Perhaps it was the way Snell was leaning down to him that let Shone see why he seemed familiar. Could he really have run the hotel where Shone had stayed with his parents nearly fifty years ago? How old would he have to be? Shone had no chance to wonder while the question was “What are you asking me to do?”
“Nothing much. Nothing someone of your age can’t cope with. Come on and I’ll show you before they start wanting to play their games.”
It wasn’t clear how much of a threat this was meant to be. Just now Shone was mostly grateful to be ushered away from the stamping and the chant. Retreating upstairs had ceased to tempt him, and fleeing to his car made no sense when he could hardly shuffle across the carpet for trying to keep his feet in the slippers. Instead he shambled after the manager to the doorway of the television lounge. “Go in there,” Snell urged, and gave him a wincing smile. “Just stand in it. Here they come.”

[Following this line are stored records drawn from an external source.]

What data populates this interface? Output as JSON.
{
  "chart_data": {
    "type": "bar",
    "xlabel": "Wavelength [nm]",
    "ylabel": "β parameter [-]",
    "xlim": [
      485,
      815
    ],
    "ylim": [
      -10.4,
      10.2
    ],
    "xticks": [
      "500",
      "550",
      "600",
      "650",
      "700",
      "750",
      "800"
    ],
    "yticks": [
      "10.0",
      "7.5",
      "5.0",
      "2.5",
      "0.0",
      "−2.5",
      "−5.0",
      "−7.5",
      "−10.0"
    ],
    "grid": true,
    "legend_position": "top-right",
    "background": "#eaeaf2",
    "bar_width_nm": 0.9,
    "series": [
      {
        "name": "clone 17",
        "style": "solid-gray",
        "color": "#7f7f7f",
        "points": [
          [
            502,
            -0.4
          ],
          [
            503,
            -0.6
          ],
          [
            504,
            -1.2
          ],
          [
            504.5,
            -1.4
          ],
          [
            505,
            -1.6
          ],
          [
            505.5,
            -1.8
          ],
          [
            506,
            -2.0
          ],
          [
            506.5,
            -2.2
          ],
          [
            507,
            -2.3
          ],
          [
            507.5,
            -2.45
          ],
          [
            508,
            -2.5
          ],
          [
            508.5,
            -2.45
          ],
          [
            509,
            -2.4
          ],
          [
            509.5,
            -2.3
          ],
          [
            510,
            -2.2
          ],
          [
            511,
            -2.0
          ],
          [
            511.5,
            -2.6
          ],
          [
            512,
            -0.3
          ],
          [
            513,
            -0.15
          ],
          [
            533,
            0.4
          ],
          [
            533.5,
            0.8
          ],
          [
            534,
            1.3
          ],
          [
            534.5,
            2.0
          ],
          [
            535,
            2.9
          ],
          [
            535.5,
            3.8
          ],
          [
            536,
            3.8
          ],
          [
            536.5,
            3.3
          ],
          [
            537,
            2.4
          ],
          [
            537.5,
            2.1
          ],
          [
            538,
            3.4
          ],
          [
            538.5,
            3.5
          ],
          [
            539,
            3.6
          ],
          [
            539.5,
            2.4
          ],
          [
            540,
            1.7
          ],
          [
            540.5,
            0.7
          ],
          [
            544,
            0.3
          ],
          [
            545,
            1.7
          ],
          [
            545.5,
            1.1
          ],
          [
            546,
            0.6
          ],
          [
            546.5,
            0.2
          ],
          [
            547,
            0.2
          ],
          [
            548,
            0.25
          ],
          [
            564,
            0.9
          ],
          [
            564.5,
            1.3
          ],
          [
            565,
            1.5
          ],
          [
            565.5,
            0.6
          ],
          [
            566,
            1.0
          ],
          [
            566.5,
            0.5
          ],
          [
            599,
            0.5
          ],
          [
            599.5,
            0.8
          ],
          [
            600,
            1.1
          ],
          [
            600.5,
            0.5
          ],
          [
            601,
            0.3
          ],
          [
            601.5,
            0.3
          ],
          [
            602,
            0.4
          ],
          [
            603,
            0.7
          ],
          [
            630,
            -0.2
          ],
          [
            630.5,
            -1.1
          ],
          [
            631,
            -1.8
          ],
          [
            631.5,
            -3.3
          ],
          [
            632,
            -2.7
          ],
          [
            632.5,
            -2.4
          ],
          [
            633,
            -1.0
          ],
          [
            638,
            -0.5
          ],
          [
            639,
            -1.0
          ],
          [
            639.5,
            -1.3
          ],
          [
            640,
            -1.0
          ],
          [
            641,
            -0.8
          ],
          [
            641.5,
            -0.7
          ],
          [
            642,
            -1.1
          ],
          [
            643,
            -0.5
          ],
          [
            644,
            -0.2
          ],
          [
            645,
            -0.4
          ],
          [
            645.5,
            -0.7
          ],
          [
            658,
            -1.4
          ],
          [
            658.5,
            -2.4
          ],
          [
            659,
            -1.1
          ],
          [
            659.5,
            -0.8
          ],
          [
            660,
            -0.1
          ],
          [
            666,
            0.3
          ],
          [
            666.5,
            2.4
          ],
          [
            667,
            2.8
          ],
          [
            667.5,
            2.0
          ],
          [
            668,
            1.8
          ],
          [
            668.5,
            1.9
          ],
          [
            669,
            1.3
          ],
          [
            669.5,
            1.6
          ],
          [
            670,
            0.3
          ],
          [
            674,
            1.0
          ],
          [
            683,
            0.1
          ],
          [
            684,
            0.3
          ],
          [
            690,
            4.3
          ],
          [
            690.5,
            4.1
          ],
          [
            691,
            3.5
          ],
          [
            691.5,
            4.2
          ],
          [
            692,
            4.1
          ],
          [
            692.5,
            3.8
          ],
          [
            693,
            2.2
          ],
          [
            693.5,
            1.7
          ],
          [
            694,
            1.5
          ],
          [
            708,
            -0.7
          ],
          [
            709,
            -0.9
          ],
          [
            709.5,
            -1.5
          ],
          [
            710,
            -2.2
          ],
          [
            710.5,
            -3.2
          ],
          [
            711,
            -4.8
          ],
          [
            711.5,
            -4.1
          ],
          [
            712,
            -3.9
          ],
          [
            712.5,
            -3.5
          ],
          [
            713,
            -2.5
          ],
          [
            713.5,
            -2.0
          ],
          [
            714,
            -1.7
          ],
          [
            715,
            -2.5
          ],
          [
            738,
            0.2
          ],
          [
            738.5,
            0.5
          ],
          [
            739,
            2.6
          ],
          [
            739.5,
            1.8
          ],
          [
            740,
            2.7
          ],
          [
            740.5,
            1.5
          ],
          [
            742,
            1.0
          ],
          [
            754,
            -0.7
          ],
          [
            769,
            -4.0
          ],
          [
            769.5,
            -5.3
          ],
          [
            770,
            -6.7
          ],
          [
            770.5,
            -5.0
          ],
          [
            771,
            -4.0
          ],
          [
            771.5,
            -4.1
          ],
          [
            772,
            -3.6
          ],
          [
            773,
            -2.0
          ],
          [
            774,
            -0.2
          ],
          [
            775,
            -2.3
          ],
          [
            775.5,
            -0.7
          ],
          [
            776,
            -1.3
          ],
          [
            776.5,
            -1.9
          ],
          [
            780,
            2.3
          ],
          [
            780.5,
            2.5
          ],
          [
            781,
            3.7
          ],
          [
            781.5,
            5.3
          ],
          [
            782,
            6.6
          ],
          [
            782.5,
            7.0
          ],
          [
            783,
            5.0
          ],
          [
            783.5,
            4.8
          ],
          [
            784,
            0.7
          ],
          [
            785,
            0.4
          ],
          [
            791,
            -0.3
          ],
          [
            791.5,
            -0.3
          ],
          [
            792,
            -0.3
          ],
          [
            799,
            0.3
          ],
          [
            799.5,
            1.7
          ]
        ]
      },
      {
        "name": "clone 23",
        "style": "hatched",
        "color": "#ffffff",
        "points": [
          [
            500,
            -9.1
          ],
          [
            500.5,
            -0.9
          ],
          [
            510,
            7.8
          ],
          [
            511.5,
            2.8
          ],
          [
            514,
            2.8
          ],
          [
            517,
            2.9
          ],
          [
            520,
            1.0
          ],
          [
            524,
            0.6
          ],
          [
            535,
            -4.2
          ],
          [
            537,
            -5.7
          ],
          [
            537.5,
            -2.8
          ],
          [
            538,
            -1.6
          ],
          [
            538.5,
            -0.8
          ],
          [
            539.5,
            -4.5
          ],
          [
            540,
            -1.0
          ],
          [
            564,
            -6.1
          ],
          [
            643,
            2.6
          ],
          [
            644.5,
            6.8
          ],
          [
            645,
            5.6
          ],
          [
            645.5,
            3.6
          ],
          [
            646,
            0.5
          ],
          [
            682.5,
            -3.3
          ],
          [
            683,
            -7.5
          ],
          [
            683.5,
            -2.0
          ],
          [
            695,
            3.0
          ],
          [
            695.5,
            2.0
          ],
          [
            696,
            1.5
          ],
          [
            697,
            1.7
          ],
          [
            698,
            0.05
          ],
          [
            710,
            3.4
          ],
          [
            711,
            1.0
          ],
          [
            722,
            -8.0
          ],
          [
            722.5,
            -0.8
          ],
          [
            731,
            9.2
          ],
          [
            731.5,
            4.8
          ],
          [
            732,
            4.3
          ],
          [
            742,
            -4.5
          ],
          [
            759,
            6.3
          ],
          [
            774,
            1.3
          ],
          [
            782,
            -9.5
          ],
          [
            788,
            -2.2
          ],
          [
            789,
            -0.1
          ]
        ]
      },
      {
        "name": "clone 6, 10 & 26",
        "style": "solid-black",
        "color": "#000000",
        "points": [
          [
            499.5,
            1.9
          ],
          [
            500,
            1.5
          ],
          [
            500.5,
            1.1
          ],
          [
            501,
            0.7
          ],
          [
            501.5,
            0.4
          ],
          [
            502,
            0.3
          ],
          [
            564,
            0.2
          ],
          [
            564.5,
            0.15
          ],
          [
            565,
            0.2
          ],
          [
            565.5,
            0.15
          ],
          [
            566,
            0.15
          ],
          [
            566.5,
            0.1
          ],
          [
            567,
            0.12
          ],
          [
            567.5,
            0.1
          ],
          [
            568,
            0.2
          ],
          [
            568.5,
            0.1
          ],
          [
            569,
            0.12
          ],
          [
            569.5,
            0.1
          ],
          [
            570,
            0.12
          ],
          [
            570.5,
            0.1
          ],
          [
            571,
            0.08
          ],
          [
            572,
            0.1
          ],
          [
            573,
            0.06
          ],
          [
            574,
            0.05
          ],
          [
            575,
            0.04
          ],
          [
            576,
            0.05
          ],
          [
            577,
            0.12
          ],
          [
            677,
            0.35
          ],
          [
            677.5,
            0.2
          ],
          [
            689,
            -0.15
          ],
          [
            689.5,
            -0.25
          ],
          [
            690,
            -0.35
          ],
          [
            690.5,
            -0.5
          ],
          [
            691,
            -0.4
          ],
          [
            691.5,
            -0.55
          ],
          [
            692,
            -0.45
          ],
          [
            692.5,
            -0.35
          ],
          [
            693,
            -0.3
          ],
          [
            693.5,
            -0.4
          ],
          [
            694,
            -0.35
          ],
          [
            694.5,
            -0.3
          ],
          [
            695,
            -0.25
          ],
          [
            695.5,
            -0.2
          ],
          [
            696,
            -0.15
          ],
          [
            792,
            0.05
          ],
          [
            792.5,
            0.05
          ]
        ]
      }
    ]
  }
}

The room had been more than rearranged. The number of seats had been increased to eighteen by the addition of several folding chairs. All the seats faced the television, in front of which a small portable theater not unlike the site of a Punch and Judy show had been erected. Above the deserted ledge of a stage rose a tall pointed roof that reminded Shone of the clown’s hat. Whatever words had been inscribed across the base of the gable were as faded as the many colors of the frontage. He’d managed to decipher only ENTER HERE when he found himself hobbling towards the theater, driven by the chanting that had emerged into the hall.
The rear of the theater was a heavy velvet curtain, black where it wasn’t greenish. A slit had been cut in it up to a height of about four feet. As he ducked underneath, the moldy velvet clung to the nape of his neck. A smell of damp and staleness enclosed him when he straightened up. His elbows knocked against the sides of the box, disturbing the two figures that lay on a shelf under the stage, their empty bodies sprawling, their faces nestling together upside down as though they had dragged themselves close for companionship. He turned the faces upwards and saw that the figures, whose fixed grins and eyes were almost too wide for amusement, were supposed to be a man and a woman, although only a few tufts of gray hair clung to each dusty skull. He was nerving himself to insert his hands in the gloves of the bodies when the residents stamped chanting into the room.
Unity ran to a chair and then, restless with excitement, to another. Amelia dumped herself in the middle of a sofa and inched groaning to one end. Several of the jumbo residents lowered themselves onto folding chairs that looked immediately endangered. At least the seating of the audience put an end to the chant, but everyone’s gaze fastened on Shone until he seemed to feel it clinging to the nerves of his face. Beyond the residents, Snell mouthed, “Just slip them on.”
Shone pulled the open ends of the puppets towards him and poked them gingerly wider, dreading the emergence of some denizen from inside one or both. They appeared to be uninhabited, however, and so he thrust his hands in, trying to think which of his kindergarten stories he might adapt for the occasion.